Now I'm a Med-Peds resident at a University program with strong Med-Peds, EM, Medicine and Pediatrics programs. We also have residencies in Surgery, Psychiatry, and OB and a very opposed FP residency. I realize that the FP residents at our institution are probably not representative of FP residents across the country and that this program is probably not a top choice for FP but I'm seriously scared that our FP residents are allowed to admit patients to the hospital. (They only have admitting privileges at one hospital in our system--perhaps understandable since FPs rarely have admitting privileges at stand alone children's hospitals or at VA facilities. Initially I thought it was perhaps wrong of the system to not allow them to admit at our county hospital (a level one trauma center, and tertiary referral center for critical care and burns) or our University Medical Center but now I wonder if this is perhaps for the best.)

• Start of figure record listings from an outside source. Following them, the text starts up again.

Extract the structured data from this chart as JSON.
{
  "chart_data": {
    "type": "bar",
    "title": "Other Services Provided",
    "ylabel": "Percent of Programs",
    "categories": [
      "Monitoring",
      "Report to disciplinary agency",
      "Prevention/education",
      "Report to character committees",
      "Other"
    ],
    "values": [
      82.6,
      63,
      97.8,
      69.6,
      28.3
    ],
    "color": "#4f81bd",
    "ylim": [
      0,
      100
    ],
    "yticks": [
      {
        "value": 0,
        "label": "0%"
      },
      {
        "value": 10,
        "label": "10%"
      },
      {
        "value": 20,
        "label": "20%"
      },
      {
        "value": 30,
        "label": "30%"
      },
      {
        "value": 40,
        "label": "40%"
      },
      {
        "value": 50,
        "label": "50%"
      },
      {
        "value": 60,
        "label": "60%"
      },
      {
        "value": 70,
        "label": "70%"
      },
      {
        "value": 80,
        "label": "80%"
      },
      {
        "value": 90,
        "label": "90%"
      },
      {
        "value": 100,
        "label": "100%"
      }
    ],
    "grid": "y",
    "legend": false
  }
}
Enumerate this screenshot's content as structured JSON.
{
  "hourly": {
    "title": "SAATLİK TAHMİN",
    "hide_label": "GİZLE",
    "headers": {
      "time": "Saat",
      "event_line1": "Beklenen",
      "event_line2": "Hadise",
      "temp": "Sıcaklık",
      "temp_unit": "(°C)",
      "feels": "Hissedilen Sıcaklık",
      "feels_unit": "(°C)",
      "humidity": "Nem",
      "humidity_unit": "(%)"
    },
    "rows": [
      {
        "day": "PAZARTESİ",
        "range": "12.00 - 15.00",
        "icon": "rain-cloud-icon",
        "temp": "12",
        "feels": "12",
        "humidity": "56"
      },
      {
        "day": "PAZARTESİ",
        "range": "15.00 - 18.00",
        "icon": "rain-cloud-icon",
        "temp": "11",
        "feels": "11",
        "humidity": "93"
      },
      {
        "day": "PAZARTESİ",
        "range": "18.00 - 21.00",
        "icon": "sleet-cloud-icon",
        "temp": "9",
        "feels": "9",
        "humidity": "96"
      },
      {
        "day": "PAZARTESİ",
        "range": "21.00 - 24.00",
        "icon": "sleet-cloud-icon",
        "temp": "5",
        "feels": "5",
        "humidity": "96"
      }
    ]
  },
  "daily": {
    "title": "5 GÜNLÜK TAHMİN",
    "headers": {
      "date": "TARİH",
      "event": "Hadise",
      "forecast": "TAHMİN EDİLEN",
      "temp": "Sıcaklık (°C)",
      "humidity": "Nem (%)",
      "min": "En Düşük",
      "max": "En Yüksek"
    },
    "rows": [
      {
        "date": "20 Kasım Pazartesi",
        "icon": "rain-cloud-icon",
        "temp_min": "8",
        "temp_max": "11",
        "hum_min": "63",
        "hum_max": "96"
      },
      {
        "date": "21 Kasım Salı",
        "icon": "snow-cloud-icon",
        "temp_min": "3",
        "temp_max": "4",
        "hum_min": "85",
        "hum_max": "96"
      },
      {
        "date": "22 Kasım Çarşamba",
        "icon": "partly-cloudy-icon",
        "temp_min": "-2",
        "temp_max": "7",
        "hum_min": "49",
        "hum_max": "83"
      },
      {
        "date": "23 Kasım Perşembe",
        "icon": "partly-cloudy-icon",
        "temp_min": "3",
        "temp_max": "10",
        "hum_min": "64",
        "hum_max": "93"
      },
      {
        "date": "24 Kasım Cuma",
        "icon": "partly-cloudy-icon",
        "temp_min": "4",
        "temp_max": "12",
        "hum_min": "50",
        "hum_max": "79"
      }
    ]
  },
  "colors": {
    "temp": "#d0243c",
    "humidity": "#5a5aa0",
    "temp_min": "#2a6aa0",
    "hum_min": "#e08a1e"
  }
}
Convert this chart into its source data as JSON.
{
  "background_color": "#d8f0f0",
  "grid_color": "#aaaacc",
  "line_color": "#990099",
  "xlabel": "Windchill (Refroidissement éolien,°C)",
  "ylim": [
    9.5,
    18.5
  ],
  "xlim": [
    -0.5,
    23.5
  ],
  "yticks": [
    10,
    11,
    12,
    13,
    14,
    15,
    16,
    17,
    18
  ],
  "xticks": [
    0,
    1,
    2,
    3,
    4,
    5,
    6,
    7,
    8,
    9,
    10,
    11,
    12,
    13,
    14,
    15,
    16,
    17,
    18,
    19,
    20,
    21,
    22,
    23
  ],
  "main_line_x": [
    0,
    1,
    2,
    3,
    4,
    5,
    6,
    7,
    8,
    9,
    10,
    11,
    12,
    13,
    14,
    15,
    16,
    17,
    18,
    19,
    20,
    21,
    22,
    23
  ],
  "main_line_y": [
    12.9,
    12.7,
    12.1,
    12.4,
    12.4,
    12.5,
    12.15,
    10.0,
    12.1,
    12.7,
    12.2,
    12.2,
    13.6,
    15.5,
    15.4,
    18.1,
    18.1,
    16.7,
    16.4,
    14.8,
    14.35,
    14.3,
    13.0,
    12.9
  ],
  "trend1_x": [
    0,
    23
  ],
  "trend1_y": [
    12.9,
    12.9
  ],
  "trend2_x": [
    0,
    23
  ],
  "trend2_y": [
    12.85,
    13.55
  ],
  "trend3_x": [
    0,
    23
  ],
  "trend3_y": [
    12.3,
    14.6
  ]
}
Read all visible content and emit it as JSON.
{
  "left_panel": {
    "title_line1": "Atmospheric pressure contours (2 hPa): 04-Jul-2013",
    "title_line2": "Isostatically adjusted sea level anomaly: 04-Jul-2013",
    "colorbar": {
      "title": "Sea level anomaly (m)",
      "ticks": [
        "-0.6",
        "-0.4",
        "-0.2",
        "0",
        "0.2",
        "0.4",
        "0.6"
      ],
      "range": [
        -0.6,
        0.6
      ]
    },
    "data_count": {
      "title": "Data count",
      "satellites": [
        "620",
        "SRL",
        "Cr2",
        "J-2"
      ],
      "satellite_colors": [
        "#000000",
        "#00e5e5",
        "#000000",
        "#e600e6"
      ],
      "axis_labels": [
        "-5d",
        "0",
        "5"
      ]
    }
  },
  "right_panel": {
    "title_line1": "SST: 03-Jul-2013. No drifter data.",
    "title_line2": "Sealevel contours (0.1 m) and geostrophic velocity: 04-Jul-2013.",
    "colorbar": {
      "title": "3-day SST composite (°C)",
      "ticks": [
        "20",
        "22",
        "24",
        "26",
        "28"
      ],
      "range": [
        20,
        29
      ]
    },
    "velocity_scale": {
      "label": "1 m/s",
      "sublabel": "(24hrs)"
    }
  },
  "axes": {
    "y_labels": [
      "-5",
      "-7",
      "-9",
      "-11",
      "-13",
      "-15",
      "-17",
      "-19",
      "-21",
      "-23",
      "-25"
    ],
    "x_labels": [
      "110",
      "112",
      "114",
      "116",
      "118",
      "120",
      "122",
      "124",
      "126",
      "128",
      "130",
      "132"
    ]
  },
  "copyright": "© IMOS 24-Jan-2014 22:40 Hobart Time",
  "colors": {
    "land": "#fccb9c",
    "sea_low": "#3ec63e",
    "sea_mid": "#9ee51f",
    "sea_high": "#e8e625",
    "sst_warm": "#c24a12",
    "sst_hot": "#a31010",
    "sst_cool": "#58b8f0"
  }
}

Again I don't mean to knock FP, one of my good friends and medical mentors is a program director and I'm sure his residents would never run away from the bedside of their patient who was coding (and nearly trample the responding medicine code team on their way out the door). I've been in multiple situations where I've needed to put in lines or intubate the FP service's patients because their residents were either unable to try or had tried and failed (in my opinion rural providers need to be comfortable with airway management and be able to establish access at the bare minimum). At this point the patients are usually transferred to a closed ICU where the FP team continues to follow but since their staff resents the closing of the ICU (this happened about 4 years ago and before I started residency but considering this is the same staff that have been mad at the ICU team because they did not continue the outpatient lasix dose of one of their patients with severe sepsis on a norepinephrine drip) the FP residents do not have an opportunity to learn from the ICU team (although in the above example I did try to explain the benefits of aggressive volume resuscitation and ionotropic support in sepsis to the FP intern). Perhaps this FP program is an outlier however I heard similar stories from colleagues at other university programs (in various specialties) with opposed FP programs. I just really don't see how FP residents at opposed programs learn how to take care of sick adults (and please don't even start on children--the disparity seems to be even greater there). I realize that some FP grads have no desire to take care of sick patients (and I'm all for preventive medicine so I applaud their efforts ) these grads may do well in opposed programs but FP grads who intend to work in rural areas really need to train in unopposed programs.